Criticism (self-absorbed); picketers at funeral

"Thou shalt love the Lord thy God with all thy heart and with all thy soul and with all thy mind and with all thy strength.    The second is this Love your neighbor as yourself."

"Love isn't a state of perfect caring.  It is an active noun like struggle.  To love someone is to strive to accept that person exactly the way he or she is right here and now.  

neighbor-- the person you happen to be with at the moment, especially if in need.

helpers are heros: "to see people who will notice a need in the world and do something about it, and rather than view it with despair, they view it with hope-- that to mie is such an enormous gift in this life.  Those are my heroes.  There are so many people who say, It's not my kid, it's not my school, its' not my community-- forget about it.-- but there are others who say, "It is my kid, it is my school..."


‘Love the Lord your God with all your heart and with all your soul and with all your strength and with all your mind’[a]; and, ‘Love your neighbor as yourself.’[b]”


You've probably seen the memes and tshirts and billboards. Love your neighbor...your black neighbor your Latino neighbor your Asian neighbor your gay neighbor your transgender neighbor your poor neighbor your Muslim neighbor.  Your Jewish neighbor.  I sometimes need to remind myself of some neighbors I need to try harder to love: my conservative neighbor, my evangelical neighbor, my accused neighbor, my racist neighbor my bigoted neighbor my mentally ill neighbor my abusive neighbor.  Lord, help me that I would leave none of them by the side of the road.


In the photo, we see Mister Rogers answering the question: “And who is my neighbor?” with a parable of his own, asking a decidedly different kind of question: "Won't you be my neighbor?"  Here we see Mister Rogers dipping his feet in the pool, washing the feet of his neighborhood police officer, Francois Clemmons.  Though this picture was taken in 1993, it was a photo reprising a scene which first occurred in May 1969—literally, ironically, and perhaps symbolically, in black and white film.  May 1969 was just months after Martin Luther King’s assassination, and, in those days, in spite of Civil Rights legislation, Blacks were not yet truly welcome in most White swimming pools.  Mister Rogers was making a real political statement and preaching a real social justice sermon in this picture without using words—living the Gospel in the flesh—walking in the footsteps of Jesus who washed the feet of his neighbor.  And, by the time of reprise of the scene in 1993, Fred knew that Francois Clemmons was gay.  So here we see a photo of Mister Rogers washing the feet of a black, gay police man. Sadly, we needed this picture in 1993 as much as we did in 1969…and, sadly, we need this picture in 2022 as much as we did then, too. 


We still haven’t learned the lesson they taught us more than fifty years ago.  And we still haven’t learned the lesson that Jesus taught us nearly 2000 years ago: ‘Truly I tell you, whatever you did not do for one of your neighbors, you did not do for me.’  We keep walking by and looking on the other side of the road, asking “Who’s my neighbor?”

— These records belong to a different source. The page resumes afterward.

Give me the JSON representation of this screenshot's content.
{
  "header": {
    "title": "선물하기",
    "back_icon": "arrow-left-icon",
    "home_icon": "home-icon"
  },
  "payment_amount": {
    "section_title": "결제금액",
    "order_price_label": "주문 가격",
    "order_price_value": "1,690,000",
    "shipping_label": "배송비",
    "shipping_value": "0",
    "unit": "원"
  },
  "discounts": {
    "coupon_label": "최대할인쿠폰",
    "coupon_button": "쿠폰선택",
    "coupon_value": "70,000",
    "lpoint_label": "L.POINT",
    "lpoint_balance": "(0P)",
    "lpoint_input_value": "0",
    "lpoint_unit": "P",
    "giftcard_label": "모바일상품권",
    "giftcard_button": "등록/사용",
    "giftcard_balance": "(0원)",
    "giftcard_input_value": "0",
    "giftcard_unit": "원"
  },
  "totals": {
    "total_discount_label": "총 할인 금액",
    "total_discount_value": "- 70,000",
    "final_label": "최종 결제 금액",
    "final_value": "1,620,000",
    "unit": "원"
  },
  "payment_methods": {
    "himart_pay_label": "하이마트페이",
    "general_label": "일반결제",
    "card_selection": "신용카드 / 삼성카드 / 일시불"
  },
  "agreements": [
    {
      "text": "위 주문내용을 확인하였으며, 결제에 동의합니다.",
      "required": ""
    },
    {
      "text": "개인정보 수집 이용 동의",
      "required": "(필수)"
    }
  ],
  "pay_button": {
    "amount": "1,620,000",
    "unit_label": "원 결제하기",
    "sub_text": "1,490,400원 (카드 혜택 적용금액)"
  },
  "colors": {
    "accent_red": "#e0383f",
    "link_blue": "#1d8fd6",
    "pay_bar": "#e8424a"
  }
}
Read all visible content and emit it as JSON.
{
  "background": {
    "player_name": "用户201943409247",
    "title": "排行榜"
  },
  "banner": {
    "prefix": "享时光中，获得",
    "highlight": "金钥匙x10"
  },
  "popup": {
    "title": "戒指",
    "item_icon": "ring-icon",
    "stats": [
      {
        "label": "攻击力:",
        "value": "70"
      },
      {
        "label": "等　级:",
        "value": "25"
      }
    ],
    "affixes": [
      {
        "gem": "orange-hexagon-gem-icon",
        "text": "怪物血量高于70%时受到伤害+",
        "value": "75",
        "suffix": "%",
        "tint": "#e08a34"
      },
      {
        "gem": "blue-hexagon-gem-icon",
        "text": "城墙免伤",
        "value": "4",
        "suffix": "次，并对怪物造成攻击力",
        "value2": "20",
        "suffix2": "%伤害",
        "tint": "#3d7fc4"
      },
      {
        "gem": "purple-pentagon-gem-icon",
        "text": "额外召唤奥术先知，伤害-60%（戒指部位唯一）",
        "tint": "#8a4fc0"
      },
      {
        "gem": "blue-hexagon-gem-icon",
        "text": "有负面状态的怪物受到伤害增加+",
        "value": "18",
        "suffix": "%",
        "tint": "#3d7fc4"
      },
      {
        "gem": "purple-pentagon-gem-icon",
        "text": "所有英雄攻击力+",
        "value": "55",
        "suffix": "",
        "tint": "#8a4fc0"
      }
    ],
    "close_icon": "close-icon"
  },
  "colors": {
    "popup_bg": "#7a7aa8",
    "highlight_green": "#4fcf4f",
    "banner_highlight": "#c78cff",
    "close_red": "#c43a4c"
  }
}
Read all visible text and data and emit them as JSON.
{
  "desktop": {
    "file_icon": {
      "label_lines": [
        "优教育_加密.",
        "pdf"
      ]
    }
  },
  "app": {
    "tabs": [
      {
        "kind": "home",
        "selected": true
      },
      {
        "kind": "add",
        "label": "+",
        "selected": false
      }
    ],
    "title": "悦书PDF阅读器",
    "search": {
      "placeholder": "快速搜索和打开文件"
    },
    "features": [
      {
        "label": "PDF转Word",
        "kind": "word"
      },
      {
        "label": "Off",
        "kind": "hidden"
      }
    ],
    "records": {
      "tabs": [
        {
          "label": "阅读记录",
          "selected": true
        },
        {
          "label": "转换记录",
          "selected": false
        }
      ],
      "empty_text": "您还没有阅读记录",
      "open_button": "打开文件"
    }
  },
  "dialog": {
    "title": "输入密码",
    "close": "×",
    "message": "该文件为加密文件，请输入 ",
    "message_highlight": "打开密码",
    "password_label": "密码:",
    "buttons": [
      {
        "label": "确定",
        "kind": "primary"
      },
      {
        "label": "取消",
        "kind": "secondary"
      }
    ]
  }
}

If you had one final broadcast, one final opportunity to address your television neighbors, and you could tell them the single most important lesson of your life, what would you say?


Well, I would want those who were listening to know that they had unique value, that there isn't anybody in the whole world exactly like them and that there never has been and there never will be.  And that they are loved by the One who create them, in a unique way.


If that could know that and really known it and have that behind their eyes, they could look with those eyes on their neighbor and realize, "My neighbor has unique value, too.  There's never been anybody in the whole world like my neighbor, and there never will be."  If they could value that person-- if they could love that person-- in ways that we know that the eternal loves us, then I would be very grateful. 


When we truly follow Jesus, we stop asking, “Who’s my neighbor?”  When we truly follow Jesus, our life answers that question as we reach out to others with a different one-- a question that begins from a place of love: "Would you be mine?  Could you be mine?  Won't you be my neighbor?"